Part 34 of 58
The Next Word
By Madhav Kaushish · Ages 12+
Trviksha had tokenised Hjentova's archive. Eight thousand sub-word tokens, each with a learned embedding. Two hundred thousand tablets, converted into sequences of tokens. The transformer could process these sequences. But what should it learn?
The Task
With Grothvik's patients, the task was clear: predict whether a patient would get sick. With Kvrothja's fields, the task was clear: classify plots as healthy or blighted. With Phlontjek's contracts, the task was clear: answer specific questions.
Hjentova's request was different. She did not want classification or prediction of a single output. She wanted the system to "understand language." But what did that mean in terms of inputs and outputs?
Trviksha: I cannot train the network to "understand." I need a specific, measurable task. Something with a right answer that I can compute error on.
Glagalbagal: What is the simplest task that requires understanding language?
Trviksha thought about it for a long time. Then she had it.
Trviksha: Predict the next word. Given a sequence of tokens, predict which token comes next.
The Game
The training data was the archive itself. Every sequence of tokens in every tablet was a training example. Given "The harvest in the western" — predict the next token. The answer was in the text: "provinces." Given "The penalty for late delivery shall" — predict the next token: "be."
No labels were needed. No human annotator had to mark each example as "sick" or "healthy." The text itself provided the answers. Every token in the archive was simultaneously a training input (as context) and a training target (as the token to predict).
Blortz: Two hundred thousand tablets. Roughly fifty million tokens. Each token is a prediction target, using everything before it as context. That is fifty million training examples — from a single archive — with no labelling effort at all.
Trviksha: Free supervision. The data labels itself.
She built a transformer — six blocks, eight attention heads per block, embeddings of sixty-four dimensions — and trained it on the prediction task. For each position in each tablet, the network saw all preceding tokens and predicted the next one. The error was the difference between the predicted token and the actual next token. The error flowed backward through the transformer blocks, adjusting the attention weights, the feedforward weights, and the embeddings.

What It Learned
After training on the full archive, Trviksha tested the model by giving it the beginning of sentences and examining its predictions.
Given "The grain shipment arrived at the port of" — the model predicted "Xvelsk" with high confidence. Xvelsk was the most commonly mentioned port in trade records. Given "Xvelsk" as context about a different port, the model adjusted and predicted other port names.
Given "In the third year of the drought, the" — the model predicted "harvest" or "famine" with roughly equal confidence, both plausible continuations. It had learned that droughts led to both concepts.
Given "The law states that any citizen who" — the model predicted legal verbs: "violates," "fails," "refuses." It had absorbed the patterns of legal language from the legal tablets.
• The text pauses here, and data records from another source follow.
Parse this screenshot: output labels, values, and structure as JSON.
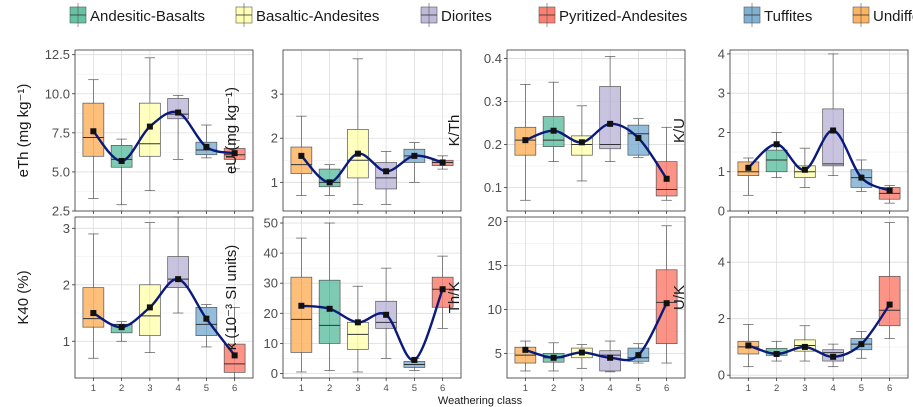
{
  "legend": {
    "items": [
      {
        "label": "Andesitic-Basalts",
        "color": "#66C2A5"
      },
      {
        "label": "Basaltic-Andesites",
        "color": "#FFFFB3"
      },
      {
        "label": "Diorites",
        "color": "#BEBADA"
      },
      {
        "label": "Pyritized-Andesites",
        "color": "#FB8072"
      },
      {
        "label": "Tuffites",
        "color": "#80B1D3"
      },
      {
        "label": "Undifferentiated Sediments",
        "color": "#FDB462"
      }
    ]
  },
  "xlabel": "Weathering class",
  "chart_data": [
    {
      "type": "box",
      "ylabel": "eTh (mg kg⁻¹)",
      "categories": [
        "1",
        "2",
        "3",
        "4",
        "5",
        "6"
      ],
      "ylim": [
        2.5,
        12.8
      ],
      "yticks": [
        2.5,
        5.0,
        7.5,
        10.0,
        12.5
      ],
      "tick_decimals": 1,
      "boxes": [
        {
          "class": "1",
          "group": "Undifferentiated Sediments",
          "min": 3.3,
          "q1": 6.0,
          "median": 7.2,
          "q3": 9.4,
          "max": 10.9,
          "mean": 7.6
        },
        {
          "class": "2",
          "group": "Andesitic-Basalts",
          "min": 2.9,
          "q1": 5.3,
          "median": 5.8,
          "q3": 6.7,
          "max": 7.1,
          "mean": 5.7
        },
        {
          "class": "3",
          "group": "Basaltic-Andesites",
          "min": 3.8,
          "q1": 6.0,
          "median": 6.8,
          "q3": 9.4,
          "max": 12.3,
          "mean": 7.9
        },
        {
          "class": "4",
          "group": "Diorites",
          "min": 5.8,
          "q1": 8.4,
          "median": 8.7,
          "q3": 9.7,
          "max": 9.9,
          "mean": 8.8
        },
        {
          "class": "5",
          "group": "Tuffites",
          "min": 5.9,
          "q1": 6.1,
          "median": 6.4,
          "q3": 6.9,
          "max": 8.0,
          "mean": 6.6
        },
        {
          "class": "6",
          "group": "Pyritized-Andesites",
          "min": 5.2,
          "q1": 5.8,
          "median": 6.1,
          "q3": 6.5,
          "max": 7.0,
          "mean": 6.2
        }
      ]
    },
    {
      "type": "box",
      "ylabel": "eU (mg kg⁻¹)",
      "categories": [
        "1",
        "2",
        "3",
        "4",
        "5",
        "6"
      ],
      "ylim": [
        0.35,
        4.0
      ],
      "yticks": [
        1,
        2,
        3
      ],
      "tick_decimals": 0,
      "boxes": [
        {
          "class": "1",
          "group": "Undifferentiated Sediments",
          "min": 0.7,
          "q1": 1.2,
          "median": 1.4,
          "q3": 1.8,
          "max": 2.5,
          "mean": 1.6
        },
        {
          "class": "2",
          "group": "Andesitic-Basalts",
          "min": 0.7,
          "q1": 0.9,
          "median": 1.0,
          "q3": 1.3,
          "max": 1.4,
          "mean": 1.0
        },
        {
          "class": "3",
          "group": "Basaltic-Andesites",
          "min": 0.5,
          "q1": 1.1,
          "median": 1.5,
          "q3": 2.2,
          "max": 3.8,
          "mean": 1.65
        },
        {
          "class": "4",
          "group": "Diorites",
          "min": 0.5,
          "q1": 0.85,
          "median": 1.1,
          "q3": 1.45,
          "max": 1.7,
          "mean": 1.25
        },
        {
          "class": "5",
          "group": "Tuffites",
          "min": 1.0,
          "q1": 1.45,
          "median": 1.6,
          "q3": 1.75,
          "max": 1.9,
          "mean": 1.6
        },
        {
          "class": "6",
          "group": "Pyritized-Andesites",
          "min": 1.3,
          "q1": 1.38,
          "median": 1.45,
          "q3": 1.5,
          "max": 1.6,
          "mean": 1.45
        }
      ]
    },
    {
      "type": "box",
      "ylabel": "K/Th",
      "categories": [
        "1",
        "2",
        "3",
        "4",
        "5",
        "6"
      ],
      "ylim": [
        0.045,
        0.42
      ],
      "yticks": [
        0.1,
        0.2,
        0.3,
        0.4
      ],
      "tick_decimals": 1,
      "boxes": [
        {
          "class": "1",
          "group": "Undifferentiated Sediments",
          "min": 0.07,
          "q1": 0.175,
          "median": 0.21,
          "q3": 0.24,
          "max": 0.34,
          "mean": 0.21
        },
        {
          "class": "2",
          "group": "Andesitic-Basalts",
          "min": 0.16,
          "q1": 0.195,
          "median": 0.21,
          "q3": 0.265,
          "max": 0.345,
          "mean": 0.232
        },
        {
          "class": "3",
          "group": "Basaltic-Andesites",
          "min": 0.115,
          "q1": 0.175,
          "median": 0.2,
          "q3": 0.22,
          "max": 0.29,
          "mean": 0.205
        },
        {
          "class": "4",
          "group": "Diorites",
          "min": 0.16,
          "q1": 0.19,
          "median": 0.2,
          "q3": 0.335,
          "max": 0.405,
          "mean": 0.248
        },
        {
          "class": "5",
          "group": "Tuffites",
          "min": 0.17,
          "q1": 0.175,
          "median": 0.225,
          "q3": 0.245,
          "max": 0.26,
          "mean": 0.215
        },
        {
          "class": "6",
          "group": "Pyritized-Andesites",
          "min": 0.07,
          "q1": 0.08,
          "median": 0.095,
          "q3": 0.16,
          "max": 0.24,
          "mean": 0.12
        }
      ]
    },
    {
      "type": "box",
      "ylabel": "K/U",
      "categories": [
        "1",
        "2",
        "3",
        "4",
        "5",
        "6"
      ],
      "ylim": [
        0,
        4.1
      ],
      "yticks": [
        0,
        1,
        2,
        3,
        4
      ],
      "tick_decimals": 0,
      "boxes": [
        {
          "class": "1",
          "group": "Undifferentiated Sediments",
          "min": 0.4,
          "q1": 0.9,
          "median": 1.0,
          "q3": 1.25,
          "max": 1.35,
          "mean": 1.1
        },
        {
          "class": "2",
          "group": "Andesitic-Basalts",
          "min": 0.85,
          "q1": 1.0,
          "median": 1.3,
          "q3": 1.55,
          "max": 2.0,
          "mean": 1.7
        },
        {
          "class": "3",
          "group": "Basaltic-Andesites",
          "min": 0.6,
          "q1": 0.85,
          "median": 1.0,
          "q3": 1.15,
          "max": 1.6,
          "mean": 1.05
        },
        {
          "class": "4",
          "group": "Diorites",
          "min": 0.9,
          "q1": 1.15,
          "median": 1.2,
          "q3": 2.6,
          "max": 4.0,
          "mean": 2.05
        },
        {
          "class": "5",
          "group": "Tuffites",
          "min": 0.5,
          "q1": 0.6,
          "median": 0.85,
          "q3": 1.05,
          "max": 1.3,
          "mean": 0.85
        },
        {
          "class": "6",
          "group": "Pyritized-Andesites",
          "min": 0.2,
          "q1": 0.3,
          "median": 0.45,
          "q3": 0.6,
          "max": 0.65,
          "mean": 0.52
        }
      ]
    },
    {
      "type": "box",
      "ylabel": "K40 (%)",
      "categories": [
        "1",
        "2",
        "3",
        "4",
        "5",
        "6"
      ],
      "ylim": [
        0.35,
        3.2
      ],
      "yticks": [
        1,
        2,
        3
      ],
      "tick_decimals": 0,
      "boxes": [
        {
          "class": "1",
          "group": "Undifferentiated Sediments",
          "min": 0.7,
          "q1": 1.25,
          "median": 1.4,
          "q3": 1.95,
          "max": 2.9,
          "mean": 1.5
        },
        {
          "class": "2",
          "group": "Andesitic-Basalts",
          "min": 1.0,
          "q1": 1.15,
          "median": 1.3,
          "q3": 1.3,
          "max": 1.35,
          "mean": 1.25
        },
        {
          "class": "3",
          "group": "Basaltic-Andesites",
          "min": 0.8,
          "q1": 1.1,
          "median": 1.45,
          "q3": 2.0,
          "max": 3.1,
          "mean": 1.6
        },
        {
          "class": "4",
          "group": "Diorites",
          "min": 1.5,
          "q1": 1.95,
          "median": 2.1,
          "q3": 2.5,
          "max": 3.2,
          "mean": 2.1
        },
        {
          "class": "5",
          "group": "Tuffites",
          "min": 0.9,
          "q1": 1.1,
          "median": 1.3,
          "q3": 1.6,
          "max": 1.65,
          "mean": 1.4
        },
        {
          "class": "6",
          "group": "Pyritized-Andesites",
          "min": 0.35,
          "q1": 0.45,
          "median": 0.6,
          "q3": 0.95,
          "max": 1.6,
          "mean": 0.75
        }
      ]
    },
    {
      "type": "box",
      "ylabel": "κ (10⁻³ SI units)",
      "categories": [
        "1",
        "2",
        "3",
        "4",
        "5",
        "6"
      ],
      "ylim": [
        -1.5,
        52
      ],
      "yticks": [
        0,
        10,
        20,
        30,
        40,
        50
      ],
      "tick_decimals": 0,
      "boxes": [
        {
          "class": "1",
          "group": "Undifferentiated Sediments",
          "min": 0.5,
          "q1": 7,
          "median": 18,
          "q3": 32,
          "max": 45,
          "mean": 22.5
        },
        {
          "class": "2",
          "group": "Andesitic-Basalts",
          "min": 1,
          "q1": 10,
          "median": 16,
          "q3": 31,
          "max": 50,
          "mean": 21.5
        },
        {
          "class": "3",
          "group": "Basaltic-Andesites",
          "min": 0.5,
          "q1": 8,
          "median": 13,
          "q3": 17,
          "max": 29,
          "mean": 17
        },
        {
          "class": "4",
          "group": "Diorites",
          "min": 5,
          "q1": 15,
          "median": 17,
          "q3": 24,
          "max": 35,
          "mean": 19.5
        },
        {
          "class": "5",
          "group": "Tuffites",
          "min": 1,
          "q1": 2,
          "median": 3,
          "q3": 4,
          "max": 5,
          "mean": 4.5
        },
        {
          "class": "6",
          "group": "Pyritized-Andesites",
          "min": 15,
          "q1": 22,
          "median": 28,
          "q3": 32,
          "max": 39,
          "mean": 28
        }
      ]
    },
    {
      "type": "box",
      "ylabel": "Th/K",
      "categories": [
        "1",
        "2",
        "3",
        "4",
        "5",
        "6"
      ],
      "ylim": [
        2.2,
        20.5
      ],
      "yticks": [
        5,
        10,
        15,
        20
      ],
      "tick_decimals": 0,
      "boxes": [
        {
          "class": "1",
          "group": "Undifferentiated Sediments",
          "min": 3.0,
          "q1": 3.9,
          "median": 4.8,
          "q3": 5.7,
          "max": 6.4,
          "mean": 5.4
        },
        {
          "class": "2",
          "group": "Andesitic-Basalts",
          "min": 3.0,
          "q1": 4.0,
          "median": 4.5,
          "q3": 5.0,
          "max": 6.2,
          "mean": 4.5
        },
        {
          "class": "3",
          "group": "Basaltic-Andesites",
          "min": 3.3,
          "q1": 4.5,
          "median": 5.0,
          "q3": 5.6,
          "max": 6.0,
          "mean": 5.1
        },
        {
          "class": "4",
          "group": "Diorites",
          "min": 2.9,
          "q1": 3.0,
          "median": 4.8,
          "q3": 5.3,
          "max": 6.4,
          "mean": 4.5
        },
        {
          "class": "5",
          "group": "Tuffites",
          "min": 3.9,
          "q1": 4.1,
          "median": 4.5,
          "q3": 5.6,
          "max": 6.1,
          "mean": 4.8
        },
        {
          "class": "6",
          "group": "Pyritized-Andesites",
          "min": 3.9,
          "q1": 6.1,
          "median": 10.8,
          "q3": 14.5,
          "max": 19.5,
          "mean": 10.7
        }
      ]
    },
    {
      "type": "box",
      "ylabel": "U/K",
      "categories": [
        "1",
        "2",
        "3",
        "4",
        "5",
        "6"
      ],
      "ylim": [
        -0.1,
        5.6
      ],
      "yticks": [
        0,
        2,
        4
      ],
      "tick_decimals": 0,
      "boxes": [
        {
          "class": "1",
          "group": "Undifferentiated Sediments",
          "min": 0.3,
          "q1": 0.75,
          "median": 1.0,
          "q3": 1.2,
          "max": 1.8,
          "mean": 1.05
        },
        {
          "class": "2",
          "group": "Andesitic-Basalts",
          "min": 0.5,
          "q1": 0.7,
          "median": 0.8,
          "q3": 0.95,
          "max": 1.2,
          "mean": 0.75
        },
        {
          "class": "3",
          "group": "Basaltic-Andesites",
          "min": 0.5,
          "q1": 0.85,
          "median": 1.05,
          "q3": 1.25,
          "max": 1.75,
          "mean": 1.0
        },
        {
          "class": "4",
          "group": "Diorites",
          "min": 0.3,
          "q1": 0.5,
          "median": 0.8,
          "q3": 0.9,
          "max": 1.1,
          "mean": 0.65
        },
        {
          "class": "5",
          "group": "Tuffites",
          "min": 0.6,
          "q1": 0.9,
          "median": 1.1,
          "q3": 1.3,
          "max": 1.55,
          "mean": 1.1
        },
        {
          "class": "6",
          "group": "Pyritized-Andesites",
          "min": 1.3,
          "q1": 1.75,
          "median": 2.3,
          "q3": 3.5,
          "max": 5.4,
          "mean": 2.5
        }
      ]
    }
  ]
}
Hjentova: It has not memorized the tablets?
Trviksha: Not exactly. For very common phrases — standard legal formulas, ritual openings — it has effectively memorized them. For less common passages, it has learned the patterns: what kinds of words follow what kinds of contexts. It knows that port names follow "port of" and that legal verbs follow "any citizen who." It knows the grammar, the style, and the common associations.
Hjentova: Does it know what the words mean?
Trviksha: It knows how they are used. Whether that constitutes "meaning" is a question I am not qualified to answer.
Glagalbagal: In my experience, knowing how a word is used is most of what meaning is.
Blortz: In my experience, velociraptor bookkeepers who predict the next word in a sentence are not thereby understanding the sentence.
The question hung in the air, unresolved. The network predicted language with impressive accuracy. It had absorbed grammar, common knowledge, stylistic patterns, and factual associations — all from the single task of predicting what came next. Whether this constituted understanding or merely sophisticated pattern matching was not a question the pebbles could answer.